Volta e meia lembro da feliz história sobre a invenção da penilicina... diz-se que o Fleming esqueceu por acidente uma cultura de estafilococos ao ar livre e percebeu que um mofo estava atrapalhando o crescimento das bactérias. E esse tal mofo iniciou a era dos antibióticos, que tanto aumentou a expectativa de vida humana no último século.
Mas nem todos os acidentes são agradáveis.
Na noite 21 de agosto de 1945, Harry Daghlian, um físico de 24 anos, estava fazendo hora extra no Projeto Manhattan (aquele mesmo da bomba atômica). Ele estava desrespeitando regras do regulamento de segurança, trabalhando sozinho tarde da noite. Aliás, pensando bem, mexer com plutônio durante as horas extras não me parece mesmo muito indicável.
Daghlian estava calmamente adicionando 'refletores de neutrôns' de tungstênio (com formato de blocos) em torno de uma massa de plutônio - o coração de uma bomba atômica. Refletores de neutrôns não são radioativos, mas diminuem a quantidade de plutônio necessária para gerar uma explosão (para usar o termo mais científico, massa crítica).
Ao aproximar o último bloco refletor de neutrôns do núcleo de plutônio, Daghlian viu pelos instrumentos que seria alcançada a massa crítica. Ele ficou desesperado e tentou afastar o bloco - por sinal bem pesado -, que acabou caindo exatamente em cima do plutônio. Surgiu do plutônio algo que foi descrito como 'um brilho azul', e Daghlian tirou o bloco que havia caído com as próprias mãos. Ele morreu 21 dias depois devido à radiação.

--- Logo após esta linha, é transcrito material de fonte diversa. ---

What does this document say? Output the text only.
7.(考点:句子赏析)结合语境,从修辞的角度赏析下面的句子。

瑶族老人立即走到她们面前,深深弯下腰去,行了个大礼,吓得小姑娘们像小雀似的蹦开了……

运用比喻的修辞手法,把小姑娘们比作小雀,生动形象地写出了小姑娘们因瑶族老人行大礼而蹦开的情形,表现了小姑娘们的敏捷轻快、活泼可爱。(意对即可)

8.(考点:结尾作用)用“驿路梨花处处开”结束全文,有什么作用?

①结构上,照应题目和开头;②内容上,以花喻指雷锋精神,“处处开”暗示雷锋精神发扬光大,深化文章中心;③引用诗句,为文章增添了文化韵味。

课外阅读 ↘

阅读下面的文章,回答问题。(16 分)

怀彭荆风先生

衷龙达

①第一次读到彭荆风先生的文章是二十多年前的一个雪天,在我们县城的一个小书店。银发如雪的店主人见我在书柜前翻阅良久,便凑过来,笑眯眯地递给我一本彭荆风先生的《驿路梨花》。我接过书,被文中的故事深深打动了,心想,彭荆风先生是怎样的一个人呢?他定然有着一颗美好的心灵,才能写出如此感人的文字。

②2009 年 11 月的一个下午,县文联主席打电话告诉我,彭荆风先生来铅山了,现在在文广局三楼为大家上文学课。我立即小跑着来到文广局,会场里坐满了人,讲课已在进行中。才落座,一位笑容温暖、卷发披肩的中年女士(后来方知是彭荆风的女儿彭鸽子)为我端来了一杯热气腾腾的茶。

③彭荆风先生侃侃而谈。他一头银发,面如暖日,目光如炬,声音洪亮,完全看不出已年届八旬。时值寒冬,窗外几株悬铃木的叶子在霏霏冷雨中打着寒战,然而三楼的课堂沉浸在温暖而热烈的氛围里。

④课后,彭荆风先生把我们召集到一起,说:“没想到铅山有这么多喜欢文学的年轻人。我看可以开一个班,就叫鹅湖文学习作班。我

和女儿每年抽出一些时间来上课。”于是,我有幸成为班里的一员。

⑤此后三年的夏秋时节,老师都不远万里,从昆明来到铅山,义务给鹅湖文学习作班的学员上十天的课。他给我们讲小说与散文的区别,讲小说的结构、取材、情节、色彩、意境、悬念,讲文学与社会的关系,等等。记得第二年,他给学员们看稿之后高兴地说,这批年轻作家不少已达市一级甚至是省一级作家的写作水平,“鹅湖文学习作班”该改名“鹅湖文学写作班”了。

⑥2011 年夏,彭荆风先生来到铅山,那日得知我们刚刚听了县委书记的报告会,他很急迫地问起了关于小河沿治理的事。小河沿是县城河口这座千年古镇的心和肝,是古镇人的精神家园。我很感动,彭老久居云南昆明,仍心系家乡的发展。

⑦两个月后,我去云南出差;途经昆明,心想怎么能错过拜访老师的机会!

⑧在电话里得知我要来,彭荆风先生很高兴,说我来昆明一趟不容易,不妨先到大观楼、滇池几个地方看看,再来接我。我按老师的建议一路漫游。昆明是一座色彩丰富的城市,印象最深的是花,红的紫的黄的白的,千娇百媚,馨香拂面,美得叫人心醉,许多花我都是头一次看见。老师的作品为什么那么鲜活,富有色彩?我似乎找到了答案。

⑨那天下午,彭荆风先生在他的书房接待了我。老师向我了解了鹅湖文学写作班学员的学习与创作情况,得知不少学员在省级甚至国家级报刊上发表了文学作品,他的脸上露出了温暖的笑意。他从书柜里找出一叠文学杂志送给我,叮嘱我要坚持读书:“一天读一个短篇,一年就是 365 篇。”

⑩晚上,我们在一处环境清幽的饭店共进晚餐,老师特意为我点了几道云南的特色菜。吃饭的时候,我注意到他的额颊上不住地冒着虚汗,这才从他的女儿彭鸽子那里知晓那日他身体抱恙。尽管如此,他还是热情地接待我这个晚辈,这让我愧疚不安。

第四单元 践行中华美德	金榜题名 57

Algum tempo depois, um colega de Daghlian chamado Louis Slotin, de 35 anos, estava demonstrando a alguns alunos como montar um experimento para calcular a massa crítica de determinada quantidade de plutônio. Ele estava usando uma chave de fenda (!!!) para separar dois hemisférios de berílio que, juntos, fariam o conjunto alcançar massa crítica (o berílio também funciona como refletor de neutrôns, assim como grafite). Em determinado momento, a chave de fenda escapou e o hemisfério superior se juntou ao inferior, fazendo o conjunto alcançar massa crítica. Slotin imediatamente separou as esferas (salvando todos os estudantes da sala e talvez muitas outras pessoas), mas ele já havia recebido muita radiação e morreu nove dias depois.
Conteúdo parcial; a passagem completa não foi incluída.